Why Everyone Should Take A Women’s Studies Class

With finals week winding down, one of the last things students want to think about is the idea of classes.

While looking forward to winter break is on the minds of many, it is equally as important to reflect on the past semester to evaluate all that you’ve learned, as well as how you have grown over the these last 15 weeks. Having taken my first Women’s and Gender Studies class this fall, I’ve come to the conclusion that this class in particular is one that would benefit each and every student.

Male or female, Women’s Studies courses stand to provide a wealth of essential material to college students at a time in their lives when they are inundated with large amounts of information. Women’s Studies classes provide a contextual understanding of topics such as sexuality, the politics of gender, and the social constructs in which our lives are shaped since birth. These topics allow students to critically think about factual information versus hearsay, and allow them to evaluate ideas for truth. Many of the discussions held within the classroom bring to light the experiences of those who may be different than us, and create an understanding of how an individual’s life is privileged or oppressed based on identities such as race, gender, or class.

One of the most beneficial concepts taught in Women’s Studies classes is the idea of intersectionality. This idea incorporates the interconnected relationships among varying identities—as mentioned above—and how these systems affect our perspectives and experiences. Learning about intersectionality forces each and every student outside their own comfort zone in order to recognize how human aspects outside our control affect both our own and our peers’ lives. The men in class are able to better understand the experiences of women and the obstacles they face daily, and women are able to listen to the stories of those who have been challenged by divisions of race, identity, or class.

Women’s Studies classes require you to be more honest with yourself and with others, and open your eyes to the many reasons why feminism is still needed. With women still only earning around 80% of the earnings as their male counterparts, and with one in four people affected by workplace sexual harassment, women across the global continue to be treated unequally. A course on Women’s Studies will dive into these very issues, and give an overview of how institutions tend to perpetuate—rather than fix—systems that continue to hold women back.

Whether or not you consider yourself a feminist before stepping foot inside a Women’s Studies classroom, it’s difficult to not walk away from a class on this topic without having an appreciation and understanding for why the fight for gender equality must endure. Women’s Studies classes are open to all students of each and every major, and provide a beneficial learning environment for those looking to enhance their social awareness. The subjects covered will stay with students for life, and these courses certainly won’t leave you wondering, “When will I ever use this?”

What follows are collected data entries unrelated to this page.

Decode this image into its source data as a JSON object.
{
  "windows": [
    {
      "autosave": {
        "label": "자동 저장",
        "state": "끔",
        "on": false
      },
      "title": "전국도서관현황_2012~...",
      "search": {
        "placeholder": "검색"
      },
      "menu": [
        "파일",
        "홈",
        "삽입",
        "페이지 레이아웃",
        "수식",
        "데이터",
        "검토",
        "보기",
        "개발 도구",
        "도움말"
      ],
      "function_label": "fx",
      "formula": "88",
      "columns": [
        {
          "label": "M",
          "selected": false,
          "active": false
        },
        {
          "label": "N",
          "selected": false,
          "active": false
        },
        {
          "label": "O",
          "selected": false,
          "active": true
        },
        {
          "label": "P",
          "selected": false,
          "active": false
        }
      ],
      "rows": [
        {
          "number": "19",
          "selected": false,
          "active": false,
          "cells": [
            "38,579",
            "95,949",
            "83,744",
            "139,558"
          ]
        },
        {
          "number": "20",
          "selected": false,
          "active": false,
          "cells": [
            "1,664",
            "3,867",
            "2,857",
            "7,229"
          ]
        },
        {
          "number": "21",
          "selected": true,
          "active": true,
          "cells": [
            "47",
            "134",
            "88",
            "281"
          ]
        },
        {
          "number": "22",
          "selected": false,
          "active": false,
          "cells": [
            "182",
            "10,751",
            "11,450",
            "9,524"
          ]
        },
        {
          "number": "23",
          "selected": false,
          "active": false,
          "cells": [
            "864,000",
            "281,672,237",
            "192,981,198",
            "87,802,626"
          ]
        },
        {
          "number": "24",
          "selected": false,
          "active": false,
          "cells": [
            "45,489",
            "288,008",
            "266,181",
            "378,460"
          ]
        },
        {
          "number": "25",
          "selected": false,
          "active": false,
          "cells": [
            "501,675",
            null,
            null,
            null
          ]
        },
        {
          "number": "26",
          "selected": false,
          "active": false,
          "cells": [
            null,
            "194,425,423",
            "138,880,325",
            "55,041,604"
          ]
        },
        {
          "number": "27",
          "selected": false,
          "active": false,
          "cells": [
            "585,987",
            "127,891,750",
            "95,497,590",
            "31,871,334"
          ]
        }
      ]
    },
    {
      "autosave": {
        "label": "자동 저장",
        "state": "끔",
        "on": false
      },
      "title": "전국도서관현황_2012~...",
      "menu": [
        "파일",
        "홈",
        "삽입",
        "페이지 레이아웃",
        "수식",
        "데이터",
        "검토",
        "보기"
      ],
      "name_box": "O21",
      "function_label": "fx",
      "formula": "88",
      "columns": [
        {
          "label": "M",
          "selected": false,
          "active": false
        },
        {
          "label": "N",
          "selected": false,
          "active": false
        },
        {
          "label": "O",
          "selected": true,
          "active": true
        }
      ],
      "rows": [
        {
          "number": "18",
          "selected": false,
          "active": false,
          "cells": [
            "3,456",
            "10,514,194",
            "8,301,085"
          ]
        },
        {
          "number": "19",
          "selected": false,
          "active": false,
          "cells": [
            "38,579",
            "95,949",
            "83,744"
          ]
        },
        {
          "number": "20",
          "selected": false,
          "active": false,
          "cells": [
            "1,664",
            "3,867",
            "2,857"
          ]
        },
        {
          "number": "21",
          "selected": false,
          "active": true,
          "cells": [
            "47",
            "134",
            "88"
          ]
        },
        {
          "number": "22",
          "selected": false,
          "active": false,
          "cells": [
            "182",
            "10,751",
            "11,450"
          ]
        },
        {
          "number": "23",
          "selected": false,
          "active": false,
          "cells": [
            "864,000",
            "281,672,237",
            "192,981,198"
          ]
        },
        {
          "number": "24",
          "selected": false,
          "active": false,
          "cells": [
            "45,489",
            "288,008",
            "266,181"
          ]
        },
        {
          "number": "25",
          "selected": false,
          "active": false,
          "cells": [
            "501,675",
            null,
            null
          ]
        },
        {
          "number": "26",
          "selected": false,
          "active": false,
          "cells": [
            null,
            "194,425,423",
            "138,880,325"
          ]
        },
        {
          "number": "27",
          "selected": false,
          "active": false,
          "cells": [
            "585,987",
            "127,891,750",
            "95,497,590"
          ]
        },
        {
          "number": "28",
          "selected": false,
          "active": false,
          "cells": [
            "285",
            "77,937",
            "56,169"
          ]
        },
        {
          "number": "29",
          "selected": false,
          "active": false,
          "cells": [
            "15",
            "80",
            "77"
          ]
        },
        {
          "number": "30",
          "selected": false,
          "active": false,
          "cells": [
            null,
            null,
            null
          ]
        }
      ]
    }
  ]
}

While it was incredibly encouraging to see a larger number of male students than I had expected, I still wonder how college landscapes across the country would shift (for the better) if Women’s Studies courses became General Education requirements for all. The idea of having every student learn the tenets of feminism and gender theory seems beneficial in every way. Sure, there would be pushback from misogynists in class who think that “there’s no such thing” as gender inequality, but I believe it is better to expose those types of minds to the facts of Women’s and Gender Studies, than for them to never be challenged at all.

Regardless, you will more often than not encounter students who have successfully completed a Women’s and Gender Studies course who say their experience was a positive one, filled with concepts and beliefs that have made them more open-minded to the surrounding world. What is most important is that these programs continue at schools everywhere so that our society can embrace respect and understanding at every stage of life.